Footwear Brand Keds Championing Female Entrepreneurs With Its “Ladies For Ladies” Collection

Feminism is no longer just a political and social movement, it has become interwoven into many aspects of public life, as well as consumerism. There are many within the feminist movement and within the feminist media space calling out brands and companies for simply just adopting the word without any sort of action to back it up, and for good reason. You don’t get to slap a “This is what a feminist looks like” slogan on a t-shirt that costs more than what some people make in a month’s wages, and claim it is anything close to fighting for the social, political and economic equality of call genders.

But there can be a positive side to having major brands champion equality, especially when you consider the fashion and advertising industries (for example) have traditionally been known to position women in objectified and sexualized ways with little to no autonomy. So when a brand genuinely tries to take steps toward authentic empowerment, we like to give them props and hold them accountable, so they know consumers are watching.

Popular footwear label Keds, which has been around for over 100 years, has been on a mission to prove that female empowerment is part of who they are. And when you think of the evolution of women’s rights over a 100-year period, that is saying a lot. They have been promoting the Ladies For Ladies collection as part of the greater #LadiesFirst campaign which goes further than just having famous female celebrities like Taylor Swift or Allison Williams featured in their advertising.

The brand has been partnering with a number of female entrepreneurs behind the scenes to champion and promote their work. In a profile piece on AdWeek by Katie Richards, Keds’ CMO Emily Culp says collaborating with a select group of entrepreneurs and business women is indicative of how they want to authentically show their commitment to female empowerment.

“It’s just an evolution of our position in the marketplace, which is ladies first since 1916. We’ve always been working with female collaborators and frankly we just decided to brand it and that’s why it’s called Ladies For Ladies. It’s just another way that we are being authentic with our consumer,” she said.

Keds re-launched their website to have the look and feel of a blog, rather than an e-comm site, and shoppers can also get to know some of the entrepreneurs they have been working with. They include Alice Saunder, creator of New England-based bag company Forestbound, Anna Bond of the now-famous Rifle Paper company and New York-based designer Kristin Texeira.

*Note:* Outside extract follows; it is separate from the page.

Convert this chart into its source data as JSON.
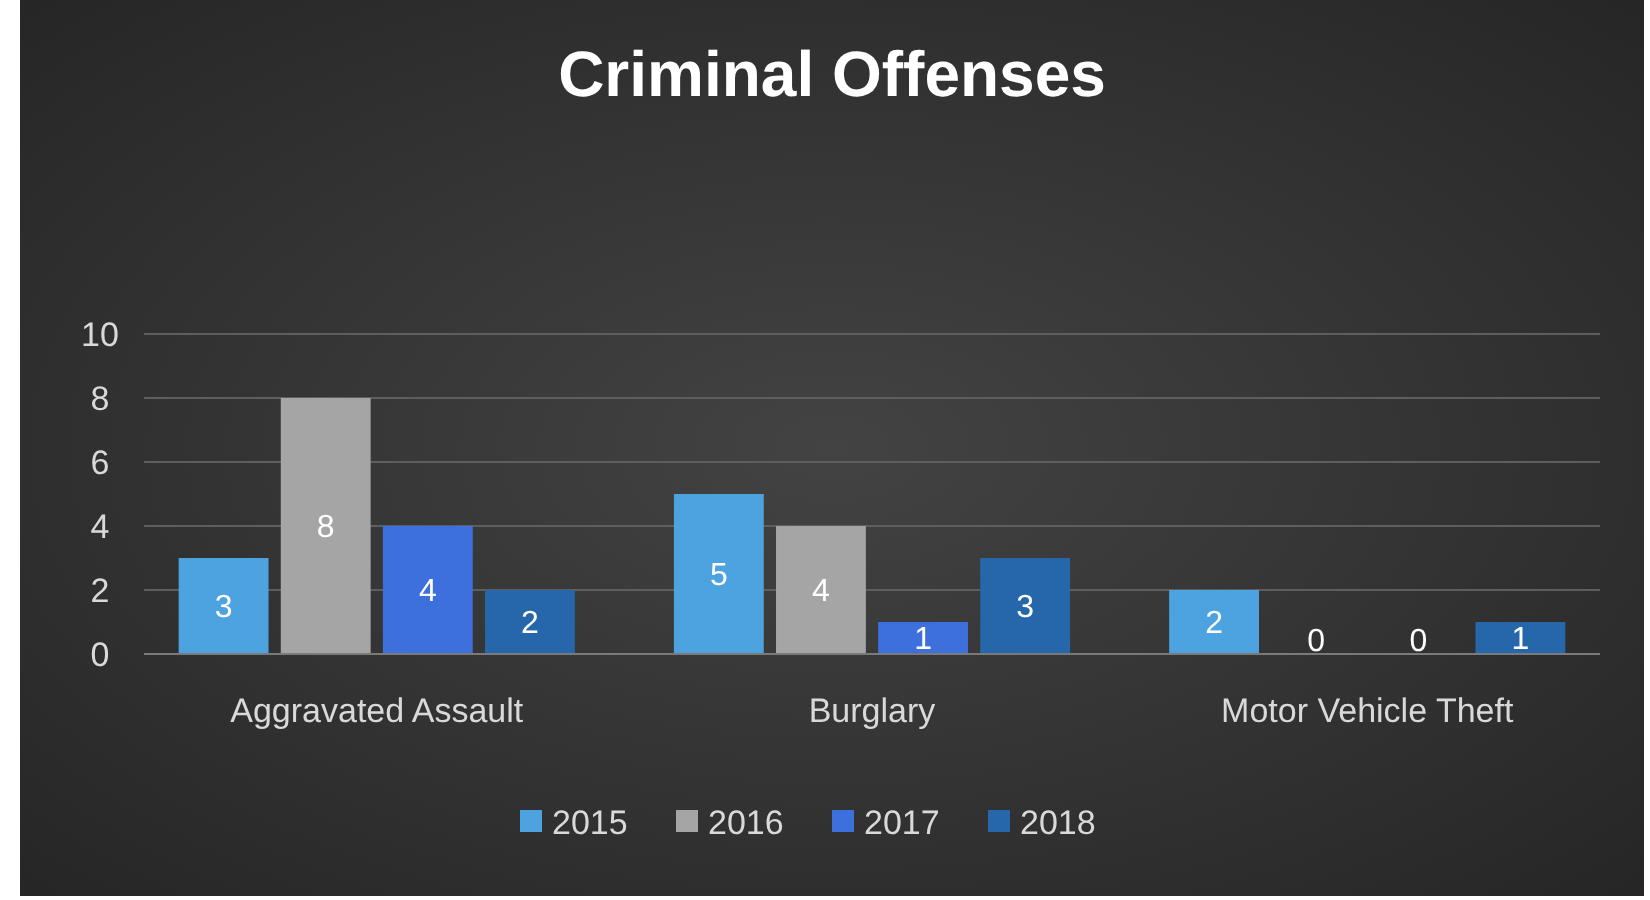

Along with the unique products designed by each woman for the Brand, each of the entrepreneurs’ section of the site gives insight into their background and their views on being championed as women in the market.

“Female empowerment means whole heartedly believing that you are no less capable of achieving your goals simply because of your gender. It’s so easy to get overwhelmed, but as Forestbound’s 10-year anniversary approaches, I’m trying to step back and celebrate the fact that I started it all on my own,” said Alice Saunders.

“A majority female team is rare in the art world, so it’s exciting to see a movement in that direction,” said Kristin Texeira, who was the first artist they collaborated with for the Ladies For Ladies collection.

While the notion of a brand collaborating with female entrepreneurs is certainly not unique, it is important to see companies going beyond catchy slogans and timely one-off campaigns to recognize that female empowerment is not just a trend, it is a way of life.

To truly champion women in an industry (fashion) that is undoubtedly still male-dominated in terms of who is at the very top of major fashion conglomerates, it has to happen at every level of the company, not just in a marketing campaign.

“To me as a CMO it’s really important to be authentic when it comes to female empowerment. Another way to look at female empowerment is ensuring that we are empowering other female entrepreneurs and this is another way to do it,” explained Emily Culp to AdWeek.

She added that Keds will look to expand the program as long as the message and the campaign continue to resonate with its customers. They would also potentially look into creating an apparel line.

We love the Ladies For Ladies collection and hope that Keds continues to expand its female empowerment focus. We’d love to see some more diversity, messages that are inclusive of even more people, and a leading example of what it looks like when a well-known brand uses its platform to raise the profile of up-and-coming entrepreneurs and artisans.